ミネラルと水溶性食物繊維の両方を豊富に含む食材は、ずばり「海藻」です。海藻は「解毒の王様」と呼ばれています。さらに、日本人は遺伝的に海藻類を分解する腸内細菌を保持しています。
水溶性食物繊維は放射性物質を捕まえて排出させる職人のひとつです。昆布やワカメなどに含まれるアルギン酸ナトリウムやフコイダンの水溶性食物繊維は解毒作用が特に飛びぬけています。
アルギン酸ナトリウムは体内(腸)の放射性ストロンチウム90を捕まえ、無毒化させた後、体外へ排泄させます。カナダやイギリスの最新の研究では、アルギン酸ナトリウムはラジウムにも吸着し、解毒することがわかっています。
また、興味深いことに、海藻類の色の種類によって、解毒する放射性物質が異なることがわかっています。
褐色の海藻類には、昆布、ワカメ、ひじき、もずくなどがあります(ゆでると緑色になりますが、海の中では褐色です)。

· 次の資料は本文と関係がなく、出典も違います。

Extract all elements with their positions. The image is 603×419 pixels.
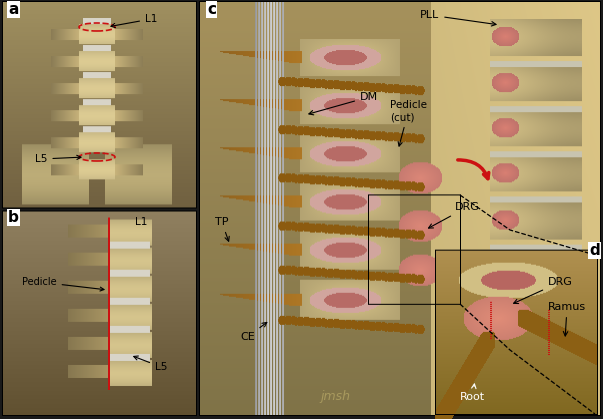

これらはストロンチウム90を優先的に吸着します。
緑色の海藻類の青海苔やアオサはセシウム137を優先的に吸着します。
赤色の海藻ダルスはいまでは稀になってしまいましたが、古くから食用として利用されていました。プルトニウム239を優先的に吸着します。
先述したフコイダンについてですが、ロシアではこれを解毒に使う研究がされてきました。結果、がん細胞を自殺させるアポトーシスに効果があることなどわかっています。
さて、海藻を食べるにも、海藻自体が汚染されているのではないかと心配になる方もおられるでしょう。確かに、放射能汚染水が流れ出た沖合や海域では、海藻が汚染されていることは当然ありえます。
しかし、海藻は回遊魚のように、基本的に長い距離を移動していく生き物ではありません。汚染の心配の少ない沖合での海藻を選び、検査の結果で異常がなければさほど心配することはないでしょう。大事なことは、頭ごなしに避けることよりもまずは栄養補給を優先すること、そして良いものや安全なものを見極める情報を持つことです。
せっかくの良い食材を逃す方がデメリットが高いといえるかもしれません。ここは皆さんの方で判断してください。ちなみに、効果があるからといって食べ過ぎる必要はなく、少量でも「習慣化」することが何よりも大切です。